Die Publikation Hin und weg. Der Palast der Republik ist Gegenwart positioniert den Palast der Republik als gesamtdeutsches Thema und beleuchtet ihn in seiner ganzen Breite, mit Themen wie Architektur, Baugeschichte, künstlerische Positionen, Forschung und Erfahrungswissen. Herzstück sind zahlreiche Perspektiven unterschiedlichster Menschen auf den Palast und seine Geschichte, Diskurse öffnen das Thema für ein breites Publikum.
Mit Textbeiträgen u. a. von Victoria Helene Bergemann, Aron Boks, Gesine Danckwart, Hanno Hochmuth, Dagmar Hovestädt, Zsófia Kelm, Ilko-Sascha Kowalczuk, Yevheniia Moliar, Chen Shuyu, Gülşah Stapel, Oliver Sukrow, Bruno Torres, Uljana Wolf sowie Kurator*innen der Stiftung Humboldt Forum im Berliner Schloss. Mit Fotoarbeiten von Tobias Kruse, Grafiken von graphicrecording.cool (Johanna Benz, Tiziana Beck).
Hin und weg. Der Palast der Republik ist Gegenwart, Hardcover,  248 Seiten, 34,90 €
Erhältlich im Shop des Humboldt Forums und im Buchhandel.

Kultur- und Medienpartner

ARTE
Märkische Oderzeitung MOZ
MitVergnügen
Monopol
radioeins
radiodrei
Sächsische Zeitung
Tagesspiegel
Geschichte des Ortes im Humboldt Forum

Der Bereich Geschichte des Ortes hat seit Anfang 2014 Forschungen durchgeführt, Film-, Fernseh- und Fotomaterial erschlossen und digitalisiert, Objekte und Archivalien recherchiert und gesammelt, Ausstellungen und Veranstaltungen sowie vielfältige Gespräche und Publikationen zum Palast der Republik verantwortet. Zwölf „Spuren“ mit Objekten oder Dokumenten zum Palast der Republik  sind im Humboldt Forum dauerhaft installiert und können virtuell im Medienguide erkundet werden. Auch im „Videopanorama“ spielt der Palast der Republik eine prominente Rolle.

Unter pdr.humboldtforum.org macht ein Blog seit November 2022 die Ergebnisse der Programmarbeit sichtbar und öffnet den Blick hinter die Kulissen. Erfahren Sie mehr über die Recherchen zum Palast der Republik, die Sammlungstätigkeit, Erinnerungsarbeit, Netzwerke und Methoden und nicht zuletzt Näheres zur Vorbereitung der großen Sonderausstellung und Theaterproduktion in 2024.

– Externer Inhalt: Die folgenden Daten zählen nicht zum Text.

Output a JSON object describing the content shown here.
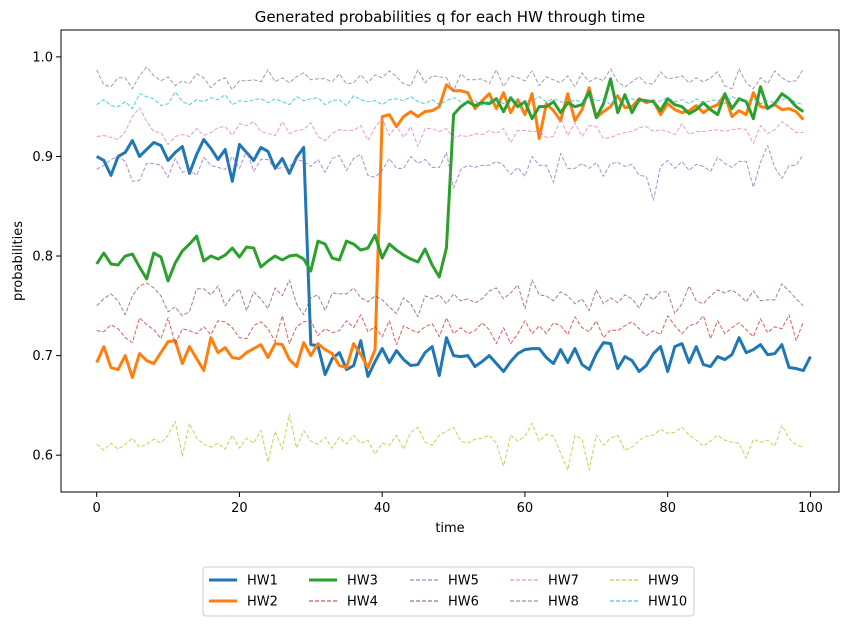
{
  "chart_data": {
    "type": "line",
    "title": "Generated probabilities q for each HW through time",
    "xlabel": "time",
    "ylabel": "probabilities",
    "xlim": [
      -5,
      104
    ],
    "ylim": [
      0.563,
      1.027
    ],
    "xticks": [
      0,
      20,
      40,
      60,
      80,
      100
    ],
    "xtick_labels": [
      "0",
      "20",
      "40",
      "60",
      "80",
      "100"
    ],
    "yticks": [
      0.6,
      0.7,
      0.8,
      0.9,
      1.0
    ],
    "ytick_labels": [
      "0.6",
      "0.7",
      "0.8",
      "0.9",
      "1.0"
    ],
    "grid": false,
    "legend_position": "bottom-center",
    "legend_columns": 5,
    "series": [
      {
        "name": "HW1",
        "color": "#1f77b4",
        "style": "solid",
        "width": "thick",
        "x_start": 0,
        "values": [
          0.9,
          0.896,
          0.881,
          0.9,
          0.904,
          0.916,
          0.9,
          0.907,
          0.914,
          0.911,
          0.896,
          0.904,
          0.91,
          0.883,
          0.902,
          0.917,
          0.908,
          0.897,
          0.907,
          0.875,
          0.912,
          0.904,
          0.896,
          0.909,
          0.905,
          0.888,
          0.898,
          0.883,
          0.899,
          0.909,
          0.711,
          0.71,
          0.681,
          0.697,
          0.703,
          0.686,
          0.69,
          0.715,
          0.679,
          0.694,
          0.707,
          0.693,
          0.705,
          0.696,
          0.69,
          0.691,
          0.703,
          0.709,
          0.68,
          0.718,
          0.7,
          0.699,
          0.7,
          0.689,
          0.694,
          0.7,
          0.692,
          0.684,
          0.694,
          0.702,
          0.706,
          0.707,
          0.707,
          0.698,
          0.692,
          0.706,
          0.693,
          0.707,
          0.691,
          0.686,
          0.702,
          0.713,
          0.712,
          0.687,
          0.699,
          0.695,
          0.684,
          0.69,
          0.702,
          0.709,
          0.684,
          0.709,
          0.712,
          0.693,
          0.709,
          0.691,
          0.689,
          0.699,
          0.696,
          0.701,
          0.718,
          0.703,
          0.706,
          0.711,
          0.701,
          0.702,
          0.711,
          0.688,
          0.687,
          0.685,
          0.699
        ]
      },
      {
        "name": "HW2",
        "color": "#ff7f0e",
        "style": "solid",
        "width": "thick",
        "x_start": 0,
        "values": [
          0.693,
          0.709,
          0.688,
          0.686,
          0.7,
          0.678,
          0.702,
          0.695,
          0.692,
          0.703,
          0.714,
          0.715,
          0.692,
          0.709,
          0.697,
          0.685,
          0.718,
          0.703,
          0.708,
          0.698,
          0.697,
          0.703,
          0.707,
          0.711,
          0.698,
          0.712,
          0.711,
          0.696,
          0.689,
          0.713,
          0.7,
          0.712,
          0.706,
          0.702,
          0.69,
          0.688,
          0.712,
          0.701,
          0.688,
          0.706,
          0.94,
          0.942,
          0.93,
          0.94,
          0.945,
          0.94,
          0.945,
          0.946,
          0.95,
          0.972,
          0.966,
          0.966,
          0.964,
          0.948,
          0.956,
          0.963,
          0.948,
          0.964,
          0.944,
          0.957,
          0.942,
          0.963,
          0.918,
          0.953,
          0.946,
          0.936,
          0.963,
          0.936,
          0.947,
          0.969,
          0.939,
          0.945,
          0.95,
          0.961,
          0.949,
          0.95,
          0.958,
          0.954,
          0.956,
          0.942,
          0.953,
          0.947,
          0.944,
          0.946,
          0.951,
          0.944,
          0.949,
          0.952,
          0.962,
          0.94,
          0.946,
          0.942,
          0.964,
          0.95,
          0.949,
          0.952,
          0.947,
          0.948,
          0.945,
          0.937
        ]
      },
      {
        "name": "HW3",
        "color": "#2ca02c",
        "style": "solid",
        "width": "thick",
        "x_start": 0,
        "values": [
          0.792,
          0.803,
          0.792,
          0.791,
          0.8,
          0.802,
          0.789,
          0.777,
          0.803,
          0.799,
          0.775,
          0.793,
          0.805,
          0.812,
          0.82,
          0.795,
          0.8,
          0.797,
          0.801,
          0.808,
          0.799,
          0.809,
          0.808,
          0.789,
          0.795,
          0.8,
          0.796,
          0.8,
          0.801,
          0.797,
          0.785,
          0.815,
          0.812,
          0.798,
          0.796,
          0.815,
          0.812,
          0.806,
          0.808,
          0.821,
          0.798,
          0.812,
          0.806,
          0.801,
          0.797,
          0.794,
          0.807,
          0.791,
          0.779,
          0.808,
          0.942,
          0.95,
          0.955,
          0.951,
          0.954,
          0.953,
          0.958,
          0.945,
          0.959,
          0.95,
          0.955,
          0.938,
          0.95,
          0.95,
          0.955,
          0.944,
          0.954,
          0.95,
          0.952,
          0.965,
          0.939,
          0.953,
          0.978,
          0.944,
          0.962,
          0.944,
          0.957,
          0.956,
          0.955,
          0.946,
          0.958,
          0.952,
          0.95,
          0.943,
          0.947,
          0.954,
          0.947,
          0.942,
          0.963,
          0.948,
          0.958,
          0.955,
          0.938,
          0.97,
          0.948,
          0.953,
          0.963,
          0.958,
          0.95,
          0.945
        ]
      },
      {
        "name": "HW4",
        "color": "#d62728",
        "style": "dashed",
        "width": "thin",
        "x_start": 0,
        "values": [
          0.725,
          0.724,
          0.731,
          0.727,
          0.718,
          0.713,
          0.738,
          0.731,
          0.726,
          0.717,
          0.738,
          0.712,
          0.727,
          0.725,
          0.722,
          0.729,
          0.721,
          0.735,
          0.734,
          0.728,
          0.718,
          0.717,
          0.73,
          0.734,
          0.727,
          0.714,
          0.74,
          0.712,
          0.729,
          0.734,
          0.735,
          0.72,
          0.727,
          0.723,
          0.725,
          0.735,
          0.728,
          0.741,
          0.724,
          0.729,
          0.719,
          0.735,
          0.711,
          0.73,
          0.726,
          0.723,
          0.729,
          0.732,
          0.719,
          0.738,
          0.722,
          0.728,
          0.722,
          0.725,
          0.733,
          0.726,
          0.712,
          0.728,
          0.712,
          0.722,
          0.735,
          0.722,
          0.73,
          0.722,
          0.733,
          0.73,
          0.721,
          0.739,
          0.728,
          0.724,
          0.735,
          0.718,
          0.726,
          0.725,
          0.73,
          0.734,
          0.727,
          0.72,
          0.725,
          0.721,
          0.74,
          0.73,
          0.722,
          0.73,
          0.732,
          0.74,
          0.717,
          0.735,
          0.722,
          0.728,
          0.733,
          0.726,
          0.719,
          0.737,
          0.723,
          0.729,
          0.727,
          0.741,
          0.715,
          0.734
        ]
      },
      {
        "name": "HW5",
        "color": "#9467bd",
        "style": "dashed",
        "width": "thin",
        "x_start": 0,
        "values": [
          0.887,
          0.891,
          0.897,
          0.9,
          0.895,
          0.875,
          0.876,
          0.893,
          0.893,
          0.891,
          0.879,
          0.898,
          0.884,
          0.886,
          0.881,
          0.899,
          0.891,
          0.889,
          0.887,
          0.9,
          0.888,
          0.906,
          0.885,
          0.897,
          0.897,
          0.887,
          0.889,
          0.89,
          0.897,
          0.895,
          0.89,
          0.897,
          0.884,
          0.898,
          0.901,
          0.886,
          0.898,
          0.902,
          0.881,
          0.879,
          0.886,
          0.898,
          0.888,
          0.888,
          0.9,
          0.893,
          0.897,
          0.889,
          0.889,
          0.904,
          0.868,
          0.887,
          0.891,
          0.889,
          0.891,
          0.891,
          0.895,
          0.891,
          0.882,
          0.889,
          0.88,
          0.9,
          0.891,
          0.891,
          0.874,
          0.903,
          0.888,
          0.888,
          0.893,
          0.888,
          0.894,
          0.88,
          0.893,
          0.894,
          0.89,
          0.892,
          0.881,
          0.88,
          0.856,
          0.89,
          0.896,
          0.888,
          0.895,
          0.886,
          0.892,
          0.89,
          0.885,
          0.899,
          0.893,
          0.889,
          0.895,
          0.895,
          0.869,
          0.894,
          0.911,
          0.889,
          0.878,
          0.891,
          0.891,
          0.902
        ]
      },
      {
        "name": "HW6",
        "color": "#8c564b",
        "style": "dashed",
        "width": "thin",
        "x_start": 0,
        "values": [
          0.75,
          0.757,
          0.762,
          0.755,
          0.741,
          0.76,
          0.77,
          0.773,
          0.768,
          0.76,
          0.744,
          0.749,
          0.74,
          0.744,
          0.767,
          0.767,
          0.761,
          0.77,
          0.75,
          0.76,
          0.767,
          0.745,
          0.764,
          0.757,
          0.747,
          0.768,
          0.76,
          0.776,
          0.752,
          0.741,
          0.758,
          0.761,
          0.745,
          0.763,
          0.762,
          0.762,
          0.768,
          0.758,
          0.754,
          0.76,
          0.756,
          0.749,
          0.742,
          0.758,
          0.752,
          0.739,
          0.76,
          0.757,
          0.761,
          0.752,
          0.762,
          0.755,
          0.757,
          0.753,
          0.757,
          0.765,
          0.768,
          0.757,
          0.763,
          0.771,
          0.747,
          0.776,
          0.761,
          0.76,
          0.755,
          0.764,
          0.76,
          0.752,
          0.757,
          0.745,
          0.766,
          0.752,
          0.758,
          0.753,
          0.761,
          0.757,
          0.748,
          0.762,
          0.756,
          0.764,
          0.764,
          0.742,
          0.752,
          0.77,
          0.755,
          0.752,
          0.76,
          0.766,
          0.763,
          0.766,
          0.761,
          0.754,
          0.765,
          0.755,
          0.756,
          0.756,
          0.772,
          0.765,
          0.757,
          0.75
        ]
      },
      {
        "name": "HW7",
        "color": "#e377c2",
        "style": "dashed",
        "width": "thin",
        "x_start": 0,
        "values": [
          0.92,
          0.921,
          0.919,
          0.917,
          0.925,
          0.94,
          0.949,
          0.935,
          0.925,
          0.924,
          0.912,
          0.92,
          0.922,
          0.92,
          0.928,
          0.921,
          0.924,
          0.929,
          0.93,
          0.921,
          0.933,
          0.931,
          0.935,
          0.925,
          0.923,
          0.921,
          0.935,
          0.923,
          0.926,
          0.927,
          0.934,
          0.92,
          0.916,
          0.923,
          0.927,
          0.926,
          0.926,
          0.931,
          0.916,
          0.929,
          0.938,
          0.921,
          0.931,
          0.919,
          0.93,
          0.91,
          0.928,
          0.928,
          0.925,
          0.928,
          0.919,
          0.921,
          0.92,
          0.923,
          0.922,
          0.926,
          0.923,
          0.928,
          0.914,
          0.926,
          0.926,
          0.925,
          0.925,
          0.919,
          0.92,
          0.938,
          0.921,
          0.934,
          0.92,
          0.931,
          0.93,
          0.918,
          0.919,
          0.922,
          0.924,
          0.925,
          0.929,
          0.93,
          0.925,
          0.927,
          0.925,
          0.922,
          0.933,
          0.922,
          0.925,
          0.925,
          0.926,
          0.927,
          0.925,
          0.927,
          0.928,
          0.927,
          0.913,
          0.931,
          0.923,
          0.927,
          0.935,
          0.93,
          0.924,
          0.924
        ]
      },
      {
        "name": "HW8",
        "color": "#7f7f7f",
        "style": "dashed",
        "width": "thin",
        "x_start": 0,
        "values": [
          0.987,
          0.972,
          0.97,
          0.979,
          0.979,
          0.968,
          0.981,
          0.99,
          0.981,
          0.976,
          0.98,
          0.971,
          0.976,
          0.973,
          0.983,
          0.979,
          0.969,
          0.976,
          0.979,
          0.967,
          0.976,
          0.976,
          0.977,
          0.975,
          0.987,
          0.975,
          0.979,
          0.974,
          0.98,
          0.984,
          0.977,
          0.978,
          0.978,
          0.975,
          0.983,
          0.973,
          0.974,
          0.982,
          0.974,
          0.982,
          0.979,
          0.986,
          0.98,
          0.973,
          0.971,
          0.987,
          0.974,
          0.981,
          0.98,
          0.979,
          0.966,
          0.983,
          0.977,
          0.977,
          0.978,
          0.973,
          0.987,
          0.97,
          0.981,
          0.979,
          0.976,
          0.986,
          0.971,
          0.98,
          0.977,
          0.974,
          0.981,
          0.97,
          0.984,
          0.975,
          0.979,
          0.976,
          0.988,
          0.975,
          0.97,
          0.975,
          0.98,
          0.973,
          0.973,
          0.985,
          0.978,
          0.979,
          0.981,
          0.974,
          0.979,
          0.975,
          0.979,
          0.985,
          0.971,
          0.968,
          0.988,
          0.974,
          0.968,
          0.979,
          0.973,
          0.986,
          0.979,
          0.975,
          0.976,
          0.988
        ]
      },
      {
        "name": "HW9",
        "color": "#bcbd22",
        "style": "dashed",
        "width": "thin",
        "x_start": 0,
        "values": [
          0.611,
          0.605,
          0.612,
          0.606,
          0.611,
          0.617,
          0.608,
          0.611,
          0.616,
          0.612,
          0.62,
          0.634,
          0.599,
          0.632,
          0.617,
          0.611,
          0.608,
          0.612,
          0.606,
          0.62,
          0.607,
          0.617,
          0.612,
          0.625,
          0.593,
          0.624,
          0.606,
          0.641,
          0.607,
          0.625,
          0.614,
          0.611,
          0.618,
          0.607,
          0.618,
          0.611,
          0.62,
          0.612,
          0.615,
          0.601,
          0.612,
          0.61,
          0.62,
          0.606,
          0.623,
          0.628,
          0.613,
          0.61,
          0.62,
          0.624,
          0.628,
          0.614,
          0.612,
          0.616,
          0.617,
          0.62,
          0.612,
          0.589,
          0.62,
          0.614,
          0.619,
          0.632,
          0.614,
          0.621,
          0.619,
          0.602,
          0.585,
          0.62,
          0.616,
          0.585,
          0.62,
          0.61,
          0.617,
          0.62,
          0.605,
          0.608,
          0.615,
          0.619,
          0.62,
          0.626,
          0.622,
          0.623,
          0.628,
          0.62,
          0.615,
          0.609,
          0.614,
          0.62,
          0.615,
          0.613,
          0.612,
          0.597,
          0.616,
          0.613,
          0.615,
          0.609,
          0.63,
          0.617,
          0.61,
          0.608
        ]
      },
      {
        "name": "HW10",
        "color": "#17becf",
        "style": "dashed",
        "width": "thin",
        "x_start": 0,
        "values": [
          0.952,
          0.957,
          0.951,
          0.95,
          0.955,
          0.948,
          0.963,
          0.96,
          0.958,
          0.951,
          0.953,
          0.965,
          0.955,
          0.952,
          0.957,
          0.955,
          0.959,
          0.957,
          0.962,
          0.952,
          0.956,
          0.955,
          0.957,
          0.958,
          0.954,
          0.958,
          0.955,
          0.952,
          0.96,
          0.956,
          0.958,
          0.959,
          0.952,
          0.956,
          0.957,
          0.951,
          0.961,
          0.957,
          0.955,
          0.956,
          0.952,
          0.957,
          0.958,
          0.956,
          0.96,
          0.955,
          0.953,
          0.957,
          0.952,
          0.956,
          0.959,
          0.955,
          0.954,
          0.956,
          0.951,
          0.956,
          0.957,
          0.953,
          0.959,
          0.955,
          0.954,
          0.956,
          0.96,
          0.955,
          0.958,
          0.955,
          0.953,
          0.957,
          0.954,
          0.96,
          0.956,
          0.957,
          0.952,
          0.96,
          0.955,
          0.958,
          0.954,
          0.957,
          0.953,
          0.956,
          0.959,
          0.955,
          0.957,
          0.953,
          0.958,
          0.954,
          0.956,
          0.957,
          0.953,
          0.96,
          0.957,
          0.955,
          0.958,
          0.953,
          0.956,
          0.954,
          0.957,
          0.959,
          0.954,
          0.952
        ]
      }
    ]
  }
}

Schon seit 2022 finden im Humboldt Forum Veranstaltungen zum Palast der Republik stattDer Schwerpunkt Der Palast der Republik ist Gegenwart startete im Mai 2022 mit einem Themenwochenende, Ende 2023 fokussierten Diskussionen, Lesungen und andere künstlerische Formate Kulturpaläste insbesondere Mittel-, Ost- und Südosteuropa, wo einige bis heute aus der Zeit vor 1990 erhalten sind.